7. Analyze Post Performance 24 Hours Later
The next day when you log in to post again, review your previous post's performance.
Ask yourself:
- Did it perform better or worse than expected?
 - Was it an outlier (either direction)?
 - Why did it perform that way?
 
Understanding your outliers is crucial. If something worked exceptionally well, identify the specific elements that drove that success:
- Was it a hot take?
 - A specific format?
 - An IRL image or selfie?
 - A polarizing topic?
 
Then use those learnings in your next posts. This is how you accelerate your improvement curve.
Example: If a genuine, slightly controversial opinion drives 70,000 impressions and 300+ likes, that's data. Use that angle again (without overdoing it).
8. Add Outliers to Your Content Bank
When you find a winning format, topic, or angle use it repeatedly.
It takes significant effort to discover what resonates with your audience. Once you find it, don't throw it away. Add it to your content toolbox and deploy it strategically.

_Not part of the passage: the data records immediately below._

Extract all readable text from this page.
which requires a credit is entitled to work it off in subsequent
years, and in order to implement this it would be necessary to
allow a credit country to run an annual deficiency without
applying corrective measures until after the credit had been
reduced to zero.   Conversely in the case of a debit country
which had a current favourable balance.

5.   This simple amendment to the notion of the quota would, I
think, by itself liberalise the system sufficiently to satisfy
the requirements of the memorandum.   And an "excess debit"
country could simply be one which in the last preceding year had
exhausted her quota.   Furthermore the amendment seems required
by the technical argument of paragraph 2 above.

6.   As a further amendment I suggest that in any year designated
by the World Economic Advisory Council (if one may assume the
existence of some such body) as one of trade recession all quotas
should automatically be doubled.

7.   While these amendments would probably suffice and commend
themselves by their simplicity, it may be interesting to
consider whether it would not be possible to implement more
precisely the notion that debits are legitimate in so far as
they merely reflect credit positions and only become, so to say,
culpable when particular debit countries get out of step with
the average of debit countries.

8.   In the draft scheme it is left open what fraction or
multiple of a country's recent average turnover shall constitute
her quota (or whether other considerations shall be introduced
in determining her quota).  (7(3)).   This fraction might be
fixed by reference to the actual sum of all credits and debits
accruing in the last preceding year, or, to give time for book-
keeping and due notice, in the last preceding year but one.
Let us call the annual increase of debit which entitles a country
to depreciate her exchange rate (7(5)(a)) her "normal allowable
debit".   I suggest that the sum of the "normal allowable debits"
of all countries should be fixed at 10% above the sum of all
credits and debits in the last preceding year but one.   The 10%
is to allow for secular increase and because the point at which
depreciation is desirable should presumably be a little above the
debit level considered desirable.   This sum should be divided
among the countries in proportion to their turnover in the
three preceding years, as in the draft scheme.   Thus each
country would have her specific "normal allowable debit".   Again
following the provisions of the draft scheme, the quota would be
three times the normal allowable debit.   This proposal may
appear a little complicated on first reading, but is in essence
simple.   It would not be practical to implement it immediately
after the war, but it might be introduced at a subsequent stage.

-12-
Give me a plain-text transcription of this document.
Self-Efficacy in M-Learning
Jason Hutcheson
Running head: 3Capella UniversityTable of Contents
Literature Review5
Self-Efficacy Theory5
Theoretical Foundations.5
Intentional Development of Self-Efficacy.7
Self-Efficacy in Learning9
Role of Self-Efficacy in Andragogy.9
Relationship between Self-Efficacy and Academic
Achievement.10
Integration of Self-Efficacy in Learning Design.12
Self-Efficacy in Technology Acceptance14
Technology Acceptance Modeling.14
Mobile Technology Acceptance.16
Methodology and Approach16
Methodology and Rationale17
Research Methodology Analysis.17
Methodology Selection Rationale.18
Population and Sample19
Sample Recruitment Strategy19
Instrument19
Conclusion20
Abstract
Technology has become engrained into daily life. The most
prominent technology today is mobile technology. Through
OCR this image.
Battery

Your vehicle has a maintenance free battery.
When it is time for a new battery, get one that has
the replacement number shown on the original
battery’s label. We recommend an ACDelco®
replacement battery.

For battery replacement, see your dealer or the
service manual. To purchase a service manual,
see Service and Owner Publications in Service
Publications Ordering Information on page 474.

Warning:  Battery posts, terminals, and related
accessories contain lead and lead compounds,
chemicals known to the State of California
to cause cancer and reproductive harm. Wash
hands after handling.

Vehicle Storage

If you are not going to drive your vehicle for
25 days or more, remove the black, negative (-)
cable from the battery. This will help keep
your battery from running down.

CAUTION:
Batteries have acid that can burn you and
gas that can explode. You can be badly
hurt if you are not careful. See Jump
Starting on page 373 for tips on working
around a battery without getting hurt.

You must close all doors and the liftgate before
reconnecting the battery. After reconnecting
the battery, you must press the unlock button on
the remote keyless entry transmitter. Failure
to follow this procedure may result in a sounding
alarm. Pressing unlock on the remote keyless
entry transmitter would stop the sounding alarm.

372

Most people worry too much about repeating themselves. The truth is:
- Repetition reinforces your message
 - Your audience needs to hear things multiple times
 - Not everyone sees every post
 
Actionable strategy: Repost your best-performing content verbatim after 2-3 months. It often performs just as well, sometimes better. If it performs significantly worse, that tells you the topic may have lost relevance.
Don't be afraid to revisit winning topics from different angles or in different formats.
The Bottom Line
LinkedIn growth isn't passive. The most successful creators on the platform are actively managing their content strategy before, during, and after publishing.
If you implement even half of these post-publication tactics consistently, you'll be ahead of 90% of LinkedIn users. Most people never look at their analytics, never engage strategically, and never optimize based on what's working.
Start today: Pick three of these tactics and commit to doing them after your next post. Track what changes over the next 30 days.
Your content deserves more than "post and hope." Give it the strategic follow-through it needs to perform.